Parents must have their own special relationship
In family life, there are times when a child really becomes its center. Often this happens after the birth of first child. It is only natural that a young mother is fully committed to caring for her baby. It is good if at this time the husband treats her with understanding: he does not take offense at the lack of attention, but, on the contrary, takes care of the baby together with her. Mom, in turn, must try to return to her husband and to relations with him in time, to find time for communication. Often, the child becomes the center of the family during an illness, especially severe one.
It’s great if the young parents have assistants — grandparents, relatives or friends of the family — so that mom and dad have the opportunity to spend at least some time together, without a child. This can be an ordinary walk, shopping, tea after putting children to bed or watching a movie together. It is important for husband and wife, as soon as children are present in the household, not to stop working on their relationship – after all, love itself does not appear in the family, it must be nurtured. Sympathy passes, but for the birth of love you need to make an effort.
For the normal development of children, it is important that they grow up in an atmosphere of love. According to psychologists, it is more important for a child to see love between parents than to receive it in excess from conflicting mothers and fathers.
One of the most common mistakes in families is when a woman switches to children in protracted conflicts with her husband. Every person wants love. If a woman does not receive it from her husband, she seeks to receive it from children, because they are a constant source of love and positive emotions. In addition, it is easier to get these emotions from them than from a husband with whom misunderstanding arose. However, one must try to be patient, make an effort, and pray in order to establish relations with the other half. This is very important, otherwise both children and adults will suffer.
The meaning of life, including family life, is the salvation of the soul. To save your souls, you need to learn how to build relationships with God, to love Him. Family is a school of love. Firstly, future spouses know each other and learn how to love. Then they get married, they have children – and they learn to love children. Children distract the husband and wife from each other, and this is very important, because if the spouses are self-involved, it will be difficult for them to learn to love someone else. The more children, the more love appears in the heart. Often spouses are afraid that they will not have enough love for everyone, but this is not true. Gradually, children will grow up, find their halves, parents will learn to love their chosen ones – and this is how love grows and multiplies.

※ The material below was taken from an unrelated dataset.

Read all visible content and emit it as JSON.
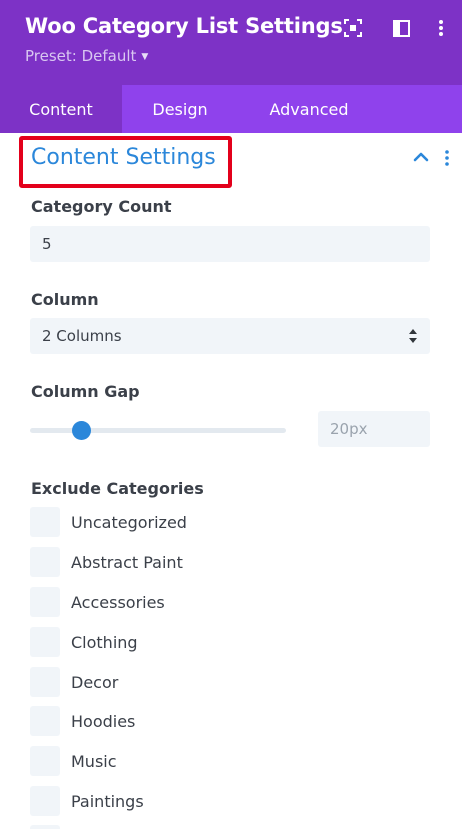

It is important that the family has more than one child. When the baby is the only one, it is difficult for him not to be in the center of attention of parents. If there are at least two children, the attention of mom and dad is distributed between them. They are no longer the center of the family — rather, they form their own child subsystem separate from the parent subsystem — moreover: they can amuse each other, so that parents have the opportunity to spend some time together and communicate. As a result, it turns out that raising several children is easier than one.
In conclusion, I emphasize once again: the relationship between husband and wife must be constantly developed. And it should be exciting being together. One day children will grow up and leave their home, so spouses need to have their own special relationship, which they will continue to develop after children’s leaving.